In an effort to counteract the potential impact of dry weather and maintain stable prices, Philippine President Ferdinand Marcos Jr. has given the green light for the extension of reduced tariffs on rice and other food items until the close of 2024, as announced by his office on Tuesday.
Originally sanctioned in 2021, these modified rates had already been prolonged earlier this year due to escalating inflation rates. President Marcos emphasized the necessity for yet another extension until the conclusion of the upcoming year, asserting that the prevailing economic conditions demand the ongoing application of reduced tariff rates on rice, corn, and pork.
“The present economic condition warrants the continued application of the reduced tariff rates on rice, corn, and (pork)…to maintain affordable prices for the purpose of ensuring food security,” stated Marcos in a press release.

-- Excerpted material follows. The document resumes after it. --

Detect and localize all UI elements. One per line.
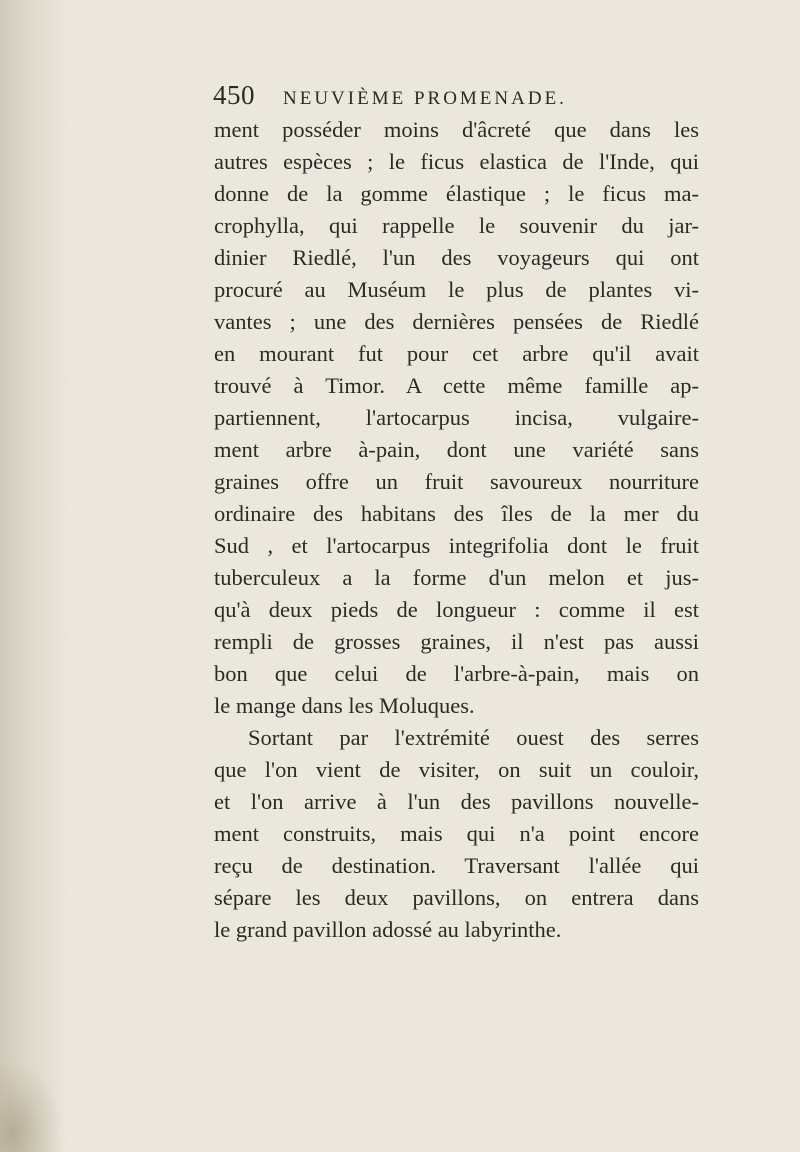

While inflation experienced a slight decrease to 4.1% in November, marking the second consecutive monthly decline, the average for the initial 11 months of 2023 stands at 6.2%. This figure significantly exceeds the Philippine central bank’s target range of 2%-4% for the year.
The extension of these modified tariffs is strategically designed to guarantee the accessibility of reasonably priced rice, corn, and meat products, particularly in light of the imminent El Nino dry weather phenomenon anticipated in the early months of the coming year. Furthermore, the ongoing threat of African Swine Fever adds complexity to the country’s economic landscape.
As outlined in the recently issued executive order extending the modified tariff rates, the tariff rate for rice will be maintained at 35%. Import levies on corn will persist at rates ranging from 5% to 15%, while pork products will continue to face import levies in the range of 15% to 25%. This decision underscores the government’s commitment to addressing economic challenges proactively and safeguarding the nation’s food security.